Traditional insulation material consists of fiberglass, mineral wool, foam glass, cellular glass, and calcium silicate (i.e., aerogel). Along with these materials, facility owners and builders often use jacketing materials such as aluminum, stainless steel, and PVC.
But even when facility managers choose insulation material with a high R-Value and low K-Factor it’s no guarantee they’ll achieve energy conservation through insulation. That’s because facility owners and the installer of an insulation blanket may not be using best practices.
To consistently save energy and reduce greenhouse gas emissions, insulation material must stay on equipment and components. From the perspective of the facility worker, he or she must regularly inspect, service and sometimes repair equipment blanketed with insulation. All insulation material is removable, but it’s not always reusable. So, when a maintenance worker inspects, say, a control valve in a pressure reducing station the insulation must come off. If the insulation’s quality or design is poor, the maintenance worker won’t be able to easily return the insulation to the component he or she removed it from. And that, in turn, causes energy loss.
A conscientious facility manager may see the bare components and insulation piled up on the floor and ask a contractor to return and reinsulate these uncovered items. Making that happen assumes the insulation is in a condition to reinstall. Sometimes, contractors wrap components in a way that causes mechanics to tear through the insulation to make repairs. Asking a contractor to return requires a manager to make time for scheduling and, perhaps, escorting the contractor to the appropriate areas in a facility. The facility manager would need to develop a scope of work to ensure that the contractor targets all the uncovered areas.

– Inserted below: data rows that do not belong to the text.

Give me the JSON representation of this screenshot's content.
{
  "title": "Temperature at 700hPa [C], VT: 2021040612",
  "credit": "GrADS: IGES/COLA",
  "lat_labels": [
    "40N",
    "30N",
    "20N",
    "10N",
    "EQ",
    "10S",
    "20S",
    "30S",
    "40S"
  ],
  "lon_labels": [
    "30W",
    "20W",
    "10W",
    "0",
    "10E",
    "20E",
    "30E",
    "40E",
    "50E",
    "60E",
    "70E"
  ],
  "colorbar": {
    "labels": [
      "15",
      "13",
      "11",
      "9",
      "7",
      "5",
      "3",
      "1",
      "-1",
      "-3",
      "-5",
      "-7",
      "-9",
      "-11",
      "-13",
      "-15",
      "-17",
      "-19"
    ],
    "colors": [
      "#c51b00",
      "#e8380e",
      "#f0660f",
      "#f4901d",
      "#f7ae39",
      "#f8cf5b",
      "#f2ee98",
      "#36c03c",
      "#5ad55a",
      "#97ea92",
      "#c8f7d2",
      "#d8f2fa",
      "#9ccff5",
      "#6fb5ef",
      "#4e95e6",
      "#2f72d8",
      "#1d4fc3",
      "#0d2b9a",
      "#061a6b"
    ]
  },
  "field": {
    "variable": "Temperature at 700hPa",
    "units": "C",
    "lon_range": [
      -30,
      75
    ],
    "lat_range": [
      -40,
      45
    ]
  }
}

And there’s time required to walk through the facility to make sure the contractor successfully covered all the bare equipment and components.
A history of neglect
Facility managers are taxed with shouldering problems beyond lack of (or poorly made) insulation; they have production lines to run, hiring and scheduling challenges, and other to-dos they prioritize before energy conservation. Managers typically don’t see energy efficiency as a tangible benefit; to these managers, ensuring insulation is in place is a nuisance if they think about it at all.
From ‘known unknowns’ to ‘known knowns’
The American psychologists Luft and Ingham coined the phrase “known unknowns” in 1955 as part of an analysis called the Johari window. The phrase became part of pop culture when U.S. Secretary of Defense Donald Rumsfeld used it in 2002 to answer a question about Iraq. Known unknowns are worth mentioning because facility managers know insulation saves energy, but they often lack a compelling measure by which to understand the value. But what’s perceived by them as a known unknown is —to borrow another phrase from the Johari window – truly a known known. Here’s why: analyses show that, on average, it costs $300 to insulate each steam fitting on a system, and Shannon energy surveys combined with customer energy costs prove the annual savings from each insulation blanket ranges from $150 to $200 per year.
Knowing this, facility managers would then understand the importance of an investment in a reusable insulation blanket designed specifically for the intended application and manufactured according to standards and specifications tested by organizations like ASTM, ISO and UL. Facility managers would also stop turning to traditional, or conventional, insulation that’s applied again and again because it either:
- can’t be reused,
- falls apart due to shoddy workmanship, or
- lacks design standards and specifications.
Even if an insulation blanket seems to be reusable, it’s worth investigating the fit. For instance, a common problem Shannon sees in the field are gaps in how the insulation blanket conforms to a component—gaps cause heat to escape. Another issue is non-permanent fasteners that workers can’t reuse to put insulation back in place once removed. These issues diminish the efficiency of the facility and contribute to an increase in GHG.
Purchasing a low-quality, poorly designed insulation solution ultimately has a trash can as its destination. Combine that knowledge with the fact that a facility manager who buys a Shannon insulation blanket gets an ROI in about 24 months, and you have a valuable known known.